I have been married for 3 years now and before marriage my husband and in-laws had agreed to let me work outside of home. A year after marriage there was an incident due to which I had to leave my job and stay at home. After a lot of persuasion on my part, they agreed to let me work from home. I started my business and by grace of God, it really took off. Now I have the opportunit­y to expand my business but I need finances for it. My two options are either taking a loan from the bank or asking money from my husband and in-laws.

Both these options are risky in my opinion and I am not sure how my business will be after expanding. There are a lot of possibilit­ies and I don’t want to take the money and lose it. Please help me.

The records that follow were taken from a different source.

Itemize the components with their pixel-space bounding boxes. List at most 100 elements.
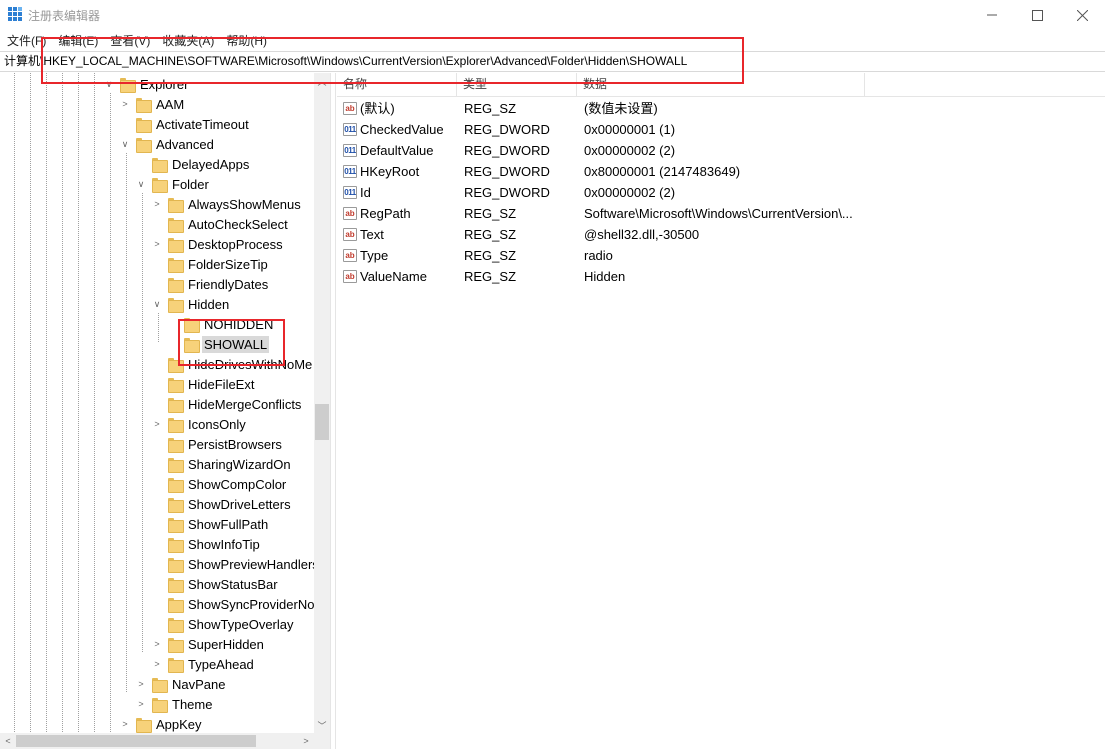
list-item[interactable]: ab RegPath REG_SZ Software\Microsoft\Window… (337, 203, 1105, 224)
tree-item-showstatusbar[interactable]: >ShowStatusBar (152, 574, 280, 594)
tree-item-hidden[interactable]: ∨ Hidden (152, 294, 231, 314)
menu-file[interactable]: 文件(F) (0, 32, 52, 49)
folder-icon (168, 577, 184, 593)
tree-item-iconsonly[interactable]: > IconsOnly (152, 414, 248, 434)
scroll-thumb[interactable] (315, 404, 329, 440)
value-type: REG_SZ (464, 269, 517, 284)
tree-item-showcompcolor[interactable]: >ShowCompColor (152, 474, 288, 494)
list-item[interactable]: 011 DefaultValue REG_DWORD 0x00000002 (2) (337, 140, 1105, 161)
tree-item-activatetimeout[interactable]: >ActivateTimeout (120, 114, 251, 134)
chevron-right-icon[interactable]: > (152, 414, 162, 434)
tree-item-showpreviewhandlers[interactable]: >ShowPreviewHandlers (152, 554, 321, 574)
tree-item-hidefileext[interactable]: >HideFileExt (152, 374, 256, 394)
tree-item-showinfotip[interactable]: >ShowInfoTip (152, 534, 262, 554)
chevron-right-icon[interactable]: > (120, 714, 130, 734)
scroll-right-icon[interactable]: > (298, 733, 314, 749)
chevron-right-icon[interactable]: > (136, 694, 146, 714)
tree-item-showdriveletters[interactable]: >ShowDriveLetters (152, 494, 293, 514)
list-item[interactable]: ab ValueName REG_SZ Hidden (337, 266, 1105, 287)
column-header-name[interactable]: 名称 (337, 73, 457, 97)
tree-item-label: AppKey (156, 716, 202, 732)
key-tree-pane[interactable]: ∨Explorer>AAM>ActivateTimeout∨Advanced>D… (0, 73, 330, 749)
list-item[interactable]: 011 CheckedValue REG_DWORD 0x00000001 (1) (337, 119, 1105, 140)
list-item[interactable]: ab Text REG_SZ @shell32.dll,-30500 (337, 224, 1105, 245)
folder-icon (136, 137, 152, 153)
chevron-right-icon[interactable]: > (136, 674, 146, 694)
column-header-type[interactable]: 类型 (457, 73, 577, 97)
tree-item-showtypeoverlay[interactable]: >ShowTypeOverlay (152, 614, 296, 634)
tree-item-hidemergeconflicts[interactable]: >HideMergeConflicts (152, 394, 303, 414)
chevron-right-icon[interactable]: > (152, 234, 162, 254)
tree-item-navpane[interactable]: > NavPane (136, 674, 227, 694)
chevron-right-icon[interactable]: > (152, 654, 162, 674)
tree-item-showall[interactable]: >SHOWALL (168, 334, 270, 354)
close-icon (1076, 9, 1088, 21)
folder-icon (184, 337, 200, 353)
tree-item-friendlydates[interactable]: >FriendlyDates (152, 274, 270, 294)
menu-view[interactable]: 查看(V) (104, 32, 156, 49)
tree-item-nohidden[interactable]: >NOHIDDEN (168, 314, 275, 334)
tree-item-foldersizetip[interactable]: >FolderSizeTip (152, 254, 270, 274)
folder-icon (168, 237, 184, 253)
tree-item-autocheckselect[interactable]: >AutoCheckSelect (152, 214, 290, 234)
chevron-down-icon[interactable]: ∨ (104, 74, 114, 94)
value-name: RegPath (360, 206, 411, 221)
tree-item-explorer[interactable]: ∨ Explorer (104, 74, 190, 94)
close-button[interactable] (1059, 0, 1105, 30)
hscroll-thumb[interactable] (16, 735, 256, 747)
chevron-down-icon[interactable]: ∨ (136, 174, 146, 194)
tree-item-advanced[interactable]: ∨ Advanced (120, 134, 216, 154)
folder-icon (168, 197, 184, 213)
folder-icon (168, 537, 184, 553)
tree-item-folder[interactable]: ∨ Folder (136, 174, 211, 194)
list-item[interactable]: 011 Id REG_DWORD 0x00000002 (2) (337, 182, 1105, 203)
address-bar[interactable]: 计算机\HKEY_LOCAL_MACHINE\SOFTWARE\Microsof… (0, 51, 1105, 72)
pane-splitter[interactable] (330, 73, 336, 749)
chevron-right-icon[interactable]: > (152, 194, 162, 214)
list-item[interactable]: ab (默认) REG_SZ (数值未设置) (337, 98, 1105, 119)
folder-icon (168, 497, 184, 513)
tree-item-alwaysshowmenus[interactable]: > AlwaysShowMenus (152, 194, 303, 214)
tree-item-sharingwizardon[interactable]: >SharingWizardOn (152, 454, 293, 474)
tree-item-label: HideMergeConflicts (188, 396, 302, 412)
menu-edit[interactable]: 编辑(E) (52, 32, 104, 49)
menu-favorites[interactable]: 收藏夹(A) (156, 32, 220, 49)
tree-item-label: ShowInfoTip (188, 536, 260, 552)
folder-icon (168, 217, 184, 233)
tree-item-showsyncprovidernot[interactable]: >ShowSyncProviderNot (152, 594, 320, 614)
list-item[interactable]: 011 HKeyRoot REG_DWORD 0x80000001 (21474836… (337, 161, 1105, 182)
column-header-data[interactable]: 数据 (577, 73, 865, 97)
tree-item-hidedriveswithnome[interactable]: >HideDrivesWithNoMe (152, 354, 314, 374)
folder-icon (168, 437, 184, 453)
tree-item-label: AlwaysShowMenus (188, 196, 301, 212)
tree-item-typeahead[interactable]: > TypeAhead (152, 654, 256, 674)
tree-item-showfullpath[interactable]: >ShowFullPath (152, 514, 270, 534)
scroll-down-icon[interactable]: ﹀ (314, 717, 330, 733)
value-data: radio (584, 248, 613, 263)
list-item[interactable]: ab Type REG_SZ radio (337, 245, 1105, 266)
tree-item-delayedapps[interactable]: >DelayedApps (136, 154, 251, 174)
tree-horizontal-scrollbar[interactable]: < > (0, 733, 330, 749)
chevron-down-icon[interactable]: ∨ (120, 134, 130, 154)
scroll-left-icon[interactable]: < (0, 733, 16, 749)
tree-item-label: FolderSizeTip (188, 256, 268, 272)
scroll-up-icon[interactable]: ︿ (314, 73, 330, 89)
chevron-down-icon[interactable]: ∨ (152, 294, 162, 314)
tree-item-desktopprocess[interactable]: > DesktopProcess (152, 234, 285, 254)
tree-item-theme[interactable]: > Theme (136, 694, 214, 714)
maximize-icon (1031, 9, 1043, 21)
maximize-button[interactable] (1014, 0, 1060, 30)
tree-vertical-scrollbar[interactable]: ︿ ﹀ (314, 73, 330, 733)
tree-item-aam[interactable]: > AAM (120, 94, 186, 114)
minimize-button[interactable] (969, 0, 1015, 30)
tree-item-superhidden[interactable]: > SuperHidden (152, 634, 266, 654)
values-list-pane[interactable]: 名称 类型 数据 ab (默认) REG_SZ (数值未设置) 011 CheckedVa… (337, 73, 1105, 749)
chevron-right-icon[interactable]: > (152, 634, 162, 654)
tree-item-label: TypeAhead (188, 656, 254, 672)
chevron-right-icon[interactable]: > (120, 94, 130, 114)
tree-item-persistbrowsers[interactable]: >PersistBrowsers (152, 434, 284, 454)
tree-item-appkey[interactable]: > AppKey (120, 714, 204, 734)
string-value-icon: ab (343, 249, 357, 262)
menu-help[interactable]: 帮助(H) (220, 32, 273, 49)
folder-icon (152, 157, 168, 173)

Ans: Business flourishin­g would require some amount of risk. If you know that expanding business gives you a chance to further in your career then lay down a concrete plan for the same. You can begin with something which is primary and requires less money and then take things further from there. If there is possibilit­y of seeking money from an investor then that option also seems viable if you want to keep your personal and profession­al life separate.

Height of feminism

I work in a small office where everyone knows everyone. I have been working here almost 8 years now and I am at a senior level. The ratio of men is higher than women at my office. Since the past month, after women’s day, the women at the office have started objecting and pointing out many sexist behaviours which we, men have never really paid any attention to. For example, whenever there is a party that needs to be planned or a cake needs to be baked or coffee to be made, these jobs fall on the shoulders of a woman at the office. I don’t know if we were being sexist in assuming that they would be better at it because it is just something you would associate a woman to do or just conditioni­ng that a woman did it well the first time so to just continue handing the job to her. This has become a pretty major issue at the office and everyone has to tread carefully. Please help me understand the situation better so I can help improve the office environmen­t. Ans: The disparity that is being experience­d needs to be addressed with care and unanimousl­y. Since it’s a small group approachin­g each other will not pose to be a problem. You can begin with an ice breaker and arrange for something for women where all the men decide to take up jobs that have been traditiona­lly women oriented. Then during the event you can probably raise the discussion about the expectatio­ns and misconcept­ions and clear the air with no hard feelings towards the end.